DG shares fell 7% during pre-market trading on Thursday. The stock has seen a steady 35% increase in the trailing 12 months, helped by relatively strong comps growth.
Same-store sales grew 4%, helped by higher average transaction amount and customer traffic.
In Q4, Dollar General closed an incremental 35 stores resulting in about $28.3 million of related pre-tax costs, most of which were in the form of SG&A expenses.
CEO Todd Vasos said, “Looking ahead to 2019, we are excited to introduce two new transformational strategic initiatives, DG Fresh and Fast Track. DG Fresh, which is designed to enable self-distribution of fresh and frozen products, is already up and running in approximately 300 stores and Fast Track, which we believe will enhance in-store labor productivity and customer convenience, is launching soon.”

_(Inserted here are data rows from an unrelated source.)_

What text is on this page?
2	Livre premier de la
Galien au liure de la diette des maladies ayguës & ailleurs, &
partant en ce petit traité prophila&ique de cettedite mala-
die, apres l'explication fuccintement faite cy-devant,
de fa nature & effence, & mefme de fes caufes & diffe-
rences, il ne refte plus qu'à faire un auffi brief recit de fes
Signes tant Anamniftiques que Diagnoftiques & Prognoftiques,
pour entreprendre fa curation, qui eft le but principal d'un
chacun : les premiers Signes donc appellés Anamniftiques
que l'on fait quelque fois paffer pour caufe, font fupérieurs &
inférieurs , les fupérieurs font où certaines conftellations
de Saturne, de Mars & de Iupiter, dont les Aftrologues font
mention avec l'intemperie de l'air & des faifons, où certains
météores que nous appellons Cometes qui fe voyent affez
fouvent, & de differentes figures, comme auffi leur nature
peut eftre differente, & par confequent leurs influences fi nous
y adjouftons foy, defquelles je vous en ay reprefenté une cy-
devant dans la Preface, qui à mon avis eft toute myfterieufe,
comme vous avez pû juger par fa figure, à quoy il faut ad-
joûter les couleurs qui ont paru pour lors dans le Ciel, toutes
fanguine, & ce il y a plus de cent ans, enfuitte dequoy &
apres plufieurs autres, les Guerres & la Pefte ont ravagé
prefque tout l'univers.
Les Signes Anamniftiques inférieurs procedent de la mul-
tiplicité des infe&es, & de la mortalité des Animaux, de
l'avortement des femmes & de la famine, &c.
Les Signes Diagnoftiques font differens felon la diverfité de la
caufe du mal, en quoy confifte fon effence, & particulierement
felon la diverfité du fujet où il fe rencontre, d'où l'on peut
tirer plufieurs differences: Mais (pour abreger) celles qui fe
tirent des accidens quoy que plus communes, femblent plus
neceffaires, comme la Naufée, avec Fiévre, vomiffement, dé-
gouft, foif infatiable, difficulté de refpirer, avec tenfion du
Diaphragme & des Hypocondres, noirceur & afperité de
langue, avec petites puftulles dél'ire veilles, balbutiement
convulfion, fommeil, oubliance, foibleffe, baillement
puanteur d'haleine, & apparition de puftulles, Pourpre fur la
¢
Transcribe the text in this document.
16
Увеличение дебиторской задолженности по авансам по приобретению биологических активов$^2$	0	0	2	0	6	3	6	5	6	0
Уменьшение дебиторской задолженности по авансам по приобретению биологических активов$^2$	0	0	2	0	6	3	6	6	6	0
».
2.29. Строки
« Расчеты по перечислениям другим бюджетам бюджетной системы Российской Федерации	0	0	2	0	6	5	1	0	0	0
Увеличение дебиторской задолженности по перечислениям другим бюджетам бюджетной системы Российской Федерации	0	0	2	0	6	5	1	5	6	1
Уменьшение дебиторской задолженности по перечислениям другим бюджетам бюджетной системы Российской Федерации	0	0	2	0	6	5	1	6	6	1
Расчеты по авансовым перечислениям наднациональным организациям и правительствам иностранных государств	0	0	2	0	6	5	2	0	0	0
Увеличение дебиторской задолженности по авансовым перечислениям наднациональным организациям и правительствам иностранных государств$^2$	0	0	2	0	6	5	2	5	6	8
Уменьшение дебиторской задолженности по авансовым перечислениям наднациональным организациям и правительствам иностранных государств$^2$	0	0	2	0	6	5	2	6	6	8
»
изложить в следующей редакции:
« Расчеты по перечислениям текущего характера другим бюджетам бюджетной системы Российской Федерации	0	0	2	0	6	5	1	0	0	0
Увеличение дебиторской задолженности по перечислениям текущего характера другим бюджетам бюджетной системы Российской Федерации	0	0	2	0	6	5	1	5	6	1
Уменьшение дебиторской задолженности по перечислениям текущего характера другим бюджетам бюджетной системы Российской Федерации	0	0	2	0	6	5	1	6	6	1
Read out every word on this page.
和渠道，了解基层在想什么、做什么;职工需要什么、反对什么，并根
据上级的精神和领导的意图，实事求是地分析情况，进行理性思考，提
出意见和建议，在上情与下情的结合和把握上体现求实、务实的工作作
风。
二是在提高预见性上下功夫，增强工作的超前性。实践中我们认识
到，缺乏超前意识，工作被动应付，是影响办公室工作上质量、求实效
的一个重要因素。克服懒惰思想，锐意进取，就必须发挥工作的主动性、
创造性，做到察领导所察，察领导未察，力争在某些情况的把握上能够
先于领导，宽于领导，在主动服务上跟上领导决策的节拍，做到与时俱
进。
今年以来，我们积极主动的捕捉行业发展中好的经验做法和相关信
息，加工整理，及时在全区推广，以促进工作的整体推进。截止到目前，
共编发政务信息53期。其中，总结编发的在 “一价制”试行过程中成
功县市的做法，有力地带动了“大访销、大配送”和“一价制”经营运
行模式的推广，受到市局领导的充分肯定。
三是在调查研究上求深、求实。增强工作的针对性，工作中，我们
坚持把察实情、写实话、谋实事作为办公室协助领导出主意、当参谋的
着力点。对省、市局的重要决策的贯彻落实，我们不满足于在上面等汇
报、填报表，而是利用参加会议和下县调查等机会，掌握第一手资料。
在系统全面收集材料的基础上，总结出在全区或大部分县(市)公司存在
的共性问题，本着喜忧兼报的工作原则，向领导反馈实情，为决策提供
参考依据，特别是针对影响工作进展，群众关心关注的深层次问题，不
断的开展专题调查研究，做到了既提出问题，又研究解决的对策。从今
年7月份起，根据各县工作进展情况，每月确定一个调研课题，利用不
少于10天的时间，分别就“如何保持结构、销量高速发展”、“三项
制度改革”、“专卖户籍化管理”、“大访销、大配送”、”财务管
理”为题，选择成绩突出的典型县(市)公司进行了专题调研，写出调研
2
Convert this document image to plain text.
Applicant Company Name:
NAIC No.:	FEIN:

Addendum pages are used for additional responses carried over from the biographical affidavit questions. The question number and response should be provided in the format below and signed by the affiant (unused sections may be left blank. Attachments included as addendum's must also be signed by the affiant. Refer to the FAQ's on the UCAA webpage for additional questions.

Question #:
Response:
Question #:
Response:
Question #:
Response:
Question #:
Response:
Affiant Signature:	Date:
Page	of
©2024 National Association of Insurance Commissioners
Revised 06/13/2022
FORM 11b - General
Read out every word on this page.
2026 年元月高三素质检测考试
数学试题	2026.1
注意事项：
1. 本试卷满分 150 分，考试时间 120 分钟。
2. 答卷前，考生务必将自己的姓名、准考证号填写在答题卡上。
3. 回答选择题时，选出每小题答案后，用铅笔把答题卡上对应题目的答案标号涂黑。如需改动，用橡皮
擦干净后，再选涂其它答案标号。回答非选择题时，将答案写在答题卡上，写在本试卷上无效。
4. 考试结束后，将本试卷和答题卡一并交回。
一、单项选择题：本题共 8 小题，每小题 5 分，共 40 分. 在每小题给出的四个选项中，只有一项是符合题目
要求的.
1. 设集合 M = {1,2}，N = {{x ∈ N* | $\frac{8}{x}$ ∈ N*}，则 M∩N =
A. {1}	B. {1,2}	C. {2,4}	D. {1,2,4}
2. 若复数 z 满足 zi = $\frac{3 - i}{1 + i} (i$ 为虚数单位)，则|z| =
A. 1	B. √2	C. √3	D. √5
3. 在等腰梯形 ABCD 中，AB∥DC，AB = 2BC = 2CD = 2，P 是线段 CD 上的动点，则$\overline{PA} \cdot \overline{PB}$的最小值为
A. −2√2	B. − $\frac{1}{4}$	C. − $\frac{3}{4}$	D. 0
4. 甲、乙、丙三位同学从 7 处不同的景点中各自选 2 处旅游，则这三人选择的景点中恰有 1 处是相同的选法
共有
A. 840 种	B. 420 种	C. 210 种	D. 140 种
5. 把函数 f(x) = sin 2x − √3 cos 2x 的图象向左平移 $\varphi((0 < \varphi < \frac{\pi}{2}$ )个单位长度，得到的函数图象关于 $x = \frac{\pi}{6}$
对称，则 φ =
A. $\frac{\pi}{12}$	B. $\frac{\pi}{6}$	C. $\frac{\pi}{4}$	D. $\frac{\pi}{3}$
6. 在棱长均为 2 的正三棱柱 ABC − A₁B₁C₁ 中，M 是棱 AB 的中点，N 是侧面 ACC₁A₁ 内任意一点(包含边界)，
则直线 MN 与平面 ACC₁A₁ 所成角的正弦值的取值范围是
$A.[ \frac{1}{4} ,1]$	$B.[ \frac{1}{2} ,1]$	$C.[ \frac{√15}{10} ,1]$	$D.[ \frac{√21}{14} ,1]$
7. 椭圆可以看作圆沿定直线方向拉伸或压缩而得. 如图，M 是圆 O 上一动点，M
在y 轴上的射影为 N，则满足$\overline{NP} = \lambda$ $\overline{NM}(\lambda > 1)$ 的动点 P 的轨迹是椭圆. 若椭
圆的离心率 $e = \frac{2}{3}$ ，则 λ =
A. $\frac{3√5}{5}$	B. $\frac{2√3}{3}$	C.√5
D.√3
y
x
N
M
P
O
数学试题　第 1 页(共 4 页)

For fiscal 2019, the retailer expects net sales growth of about 7%, on a 2.5% growth in same-store sales. Diluted EPS for this period is projected in the range of $6.30 to $6.50.
Of late, the company’s margins have come under pressure due to increased SG&A expenses, mostly due to higher wages, rental costs, and utility expenses. Apart from this, the discount retailer is facing intense competition from other retailers like Walmart (WMT), Dollar Tree (DLTR) etc. on the pricing front.